SLAs are tied to business goals so normally DevOps are not responsible to provide them but since SLOs are needed to provide SLAs and SLOs are based on SLIs which falls under Monitoring and Alerting tasks of DevOps, they normally get involved in helping to avoid triggering the consequences of missed SLOs. They can also help to define the SLIs: there obviously needs to be an objective way to measure the SLOs in the agreement, or disagreements will arise.
But what about internal services? DevOps have to make sure they are setting accurate expectations for internal teams regarding services they provide by defining correct SLOs and by helping other service provider teams to do so as well. After all, they considered Monitoring and Alerting experts unless there is some specialist team for Monitoring and Alerting.
There are different resources about how to choose best SLIs for different SLOs, so I will not go through details of setting SLIs for any specific SLO. Just don’t forget to try to define SLO as close as possible to the user’s perspective.
DevOps definition has been changed from the time it was coined a decade ago. It was defined by the famous clash between Dev teams and Ops teams but these days it seems most Ops teams work in harmony with Dev teams thanks to DevOps culture. It seems that the reason behind naming it DevOps is not that common these days. DevOps, made DevOps name unfit.
Some suggest a different name like Reliability Engineering to opt-out Dev and Ops clash and replace the cause with new definitions like the “Error Budget”. In Google’s SRE book, error budget is one minus the availability target. A service that’s 99.99% available is 0.01% unavailable. That permitted 0.01% unavailability is the service’s error budget. Error budget can resolve Dev and Ops structural conflict cause they can discuss and reach an agreement about how to spend this budget.
There are other changes too; For many companies, Ops definition has been changed during the last few years. Many operational tasks shifted more toward Cloud infra and as a result, part of Ops team daily work offloaded to Cloud infrastructure and service provides. Practising DevOps methods and Software Reliability Engineering (SRE) principles is becoming the daily job of any Ops team which is moving to cloud. In many cases, team names changed to Infrastructure Team or Cloud Services Team or just simply DevOps Team.

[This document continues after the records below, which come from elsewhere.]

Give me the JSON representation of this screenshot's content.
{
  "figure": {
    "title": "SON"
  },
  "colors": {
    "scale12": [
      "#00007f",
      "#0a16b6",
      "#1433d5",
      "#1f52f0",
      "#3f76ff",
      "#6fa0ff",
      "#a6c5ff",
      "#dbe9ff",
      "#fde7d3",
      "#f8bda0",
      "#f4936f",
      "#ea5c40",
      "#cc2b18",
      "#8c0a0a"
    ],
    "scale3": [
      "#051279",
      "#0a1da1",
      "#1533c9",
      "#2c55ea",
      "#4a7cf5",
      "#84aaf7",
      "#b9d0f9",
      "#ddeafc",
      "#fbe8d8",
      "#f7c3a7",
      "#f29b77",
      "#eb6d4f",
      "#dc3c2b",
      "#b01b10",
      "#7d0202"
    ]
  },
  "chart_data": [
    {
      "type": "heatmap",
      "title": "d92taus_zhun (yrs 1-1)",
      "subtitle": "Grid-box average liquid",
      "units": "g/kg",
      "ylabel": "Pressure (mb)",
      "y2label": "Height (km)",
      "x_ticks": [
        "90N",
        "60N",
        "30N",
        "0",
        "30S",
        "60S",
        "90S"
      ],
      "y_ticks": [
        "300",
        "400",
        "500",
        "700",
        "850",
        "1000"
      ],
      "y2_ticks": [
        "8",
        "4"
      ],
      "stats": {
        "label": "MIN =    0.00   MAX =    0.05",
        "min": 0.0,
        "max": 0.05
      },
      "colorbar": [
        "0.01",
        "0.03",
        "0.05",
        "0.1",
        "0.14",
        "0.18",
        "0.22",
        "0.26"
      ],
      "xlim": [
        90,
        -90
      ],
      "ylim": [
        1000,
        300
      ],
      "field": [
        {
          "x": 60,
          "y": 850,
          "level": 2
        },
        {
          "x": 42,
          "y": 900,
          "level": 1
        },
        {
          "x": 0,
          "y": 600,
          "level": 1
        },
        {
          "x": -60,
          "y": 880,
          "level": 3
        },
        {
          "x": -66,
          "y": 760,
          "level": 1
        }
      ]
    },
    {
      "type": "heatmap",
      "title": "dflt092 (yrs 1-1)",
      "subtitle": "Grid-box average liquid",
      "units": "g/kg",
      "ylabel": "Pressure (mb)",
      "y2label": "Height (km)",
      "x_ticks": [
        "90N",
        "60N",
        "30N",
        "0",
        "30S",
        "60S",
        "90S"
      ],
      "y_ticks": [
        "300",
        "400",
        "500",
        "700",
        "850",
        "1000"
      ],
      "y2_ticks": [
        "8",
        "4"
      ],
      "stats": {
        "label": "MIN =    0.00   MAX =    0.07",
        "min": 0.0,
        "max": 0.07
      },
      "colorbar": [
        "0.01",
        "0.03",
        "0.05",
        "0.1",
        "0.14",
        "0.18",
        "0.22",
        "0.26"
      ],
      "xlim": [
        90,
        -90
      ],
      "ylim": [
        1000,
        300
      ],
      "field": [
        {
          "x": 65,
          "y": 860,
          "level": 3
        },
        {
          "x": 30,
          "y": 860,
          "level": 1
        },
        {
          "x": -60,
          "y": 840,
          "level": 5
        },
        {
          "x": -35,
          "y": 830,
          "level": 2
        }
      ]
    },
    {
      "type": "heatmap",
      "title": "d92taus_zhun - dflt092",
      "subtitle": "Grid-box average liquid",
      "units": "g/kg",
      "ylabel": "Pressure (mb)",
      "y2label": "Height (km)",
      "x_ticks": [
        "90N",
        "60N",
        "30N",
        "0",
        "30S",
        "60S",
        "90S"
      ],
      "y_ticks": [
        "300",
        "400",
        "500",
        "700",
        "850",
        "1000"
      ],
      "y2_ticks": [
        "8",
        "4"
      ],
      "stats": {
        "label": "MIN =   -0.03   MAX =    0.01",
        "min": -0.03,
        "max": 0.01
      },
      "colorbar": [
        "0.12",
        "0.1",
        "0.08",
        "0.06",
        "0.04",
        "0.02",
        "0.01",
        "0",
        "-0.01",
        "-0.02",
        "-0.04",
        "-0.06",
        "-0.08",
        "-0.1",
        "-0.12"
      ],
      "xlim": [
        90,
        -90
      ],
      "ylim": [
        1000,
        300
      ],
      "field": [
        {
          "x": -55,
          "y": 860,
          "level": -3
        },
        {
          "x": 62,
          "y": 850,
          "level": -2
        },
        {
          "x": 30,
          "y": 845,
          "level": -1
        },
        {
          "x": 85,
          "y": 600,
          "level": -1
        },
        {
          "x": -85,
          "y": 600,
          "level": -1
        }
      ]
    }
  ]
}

So DevOps Culture and SRE mindset are not just some cool ideas to checkout but real concepts that teams need to work with every single day. But what is DevOps culture? How we define SRE mindset? And what has been changed in DevOps practises in the last few years?
I believe the original ingredients of DevOps didn’t change that much; Culture, Automation, Lean, Measurement and Sharing. While all four other pillars are pretty important, they would be useless without culture.
Culture is common or accepted ideas, customs and social behaviour of a particular society and in this case organisation. It acts like the glue which holds everything together. Without DevOps culture, you might have bits and pieces but there are not going to work together.
So let’s go back to the original question; What is DevOps culture anyway?
I believe the keyword to DevOps culture is collaboration. As soon as different teams in the company and each team member inside a team, start collaborating with others, either for improving automation or lean development or suggesting new measurement methods for monitoring and metrics analysis, or sharing ideas, findings and experiences with others, DevOps culture starts showing its effects. Changing service availability approach from avoiding failures to concepts like “Error Budget” can help companies to accelerate DevOps culture.
Culture is about people and DevOps culture needs people to believe in it to work. From each team member to different levels of organisational management.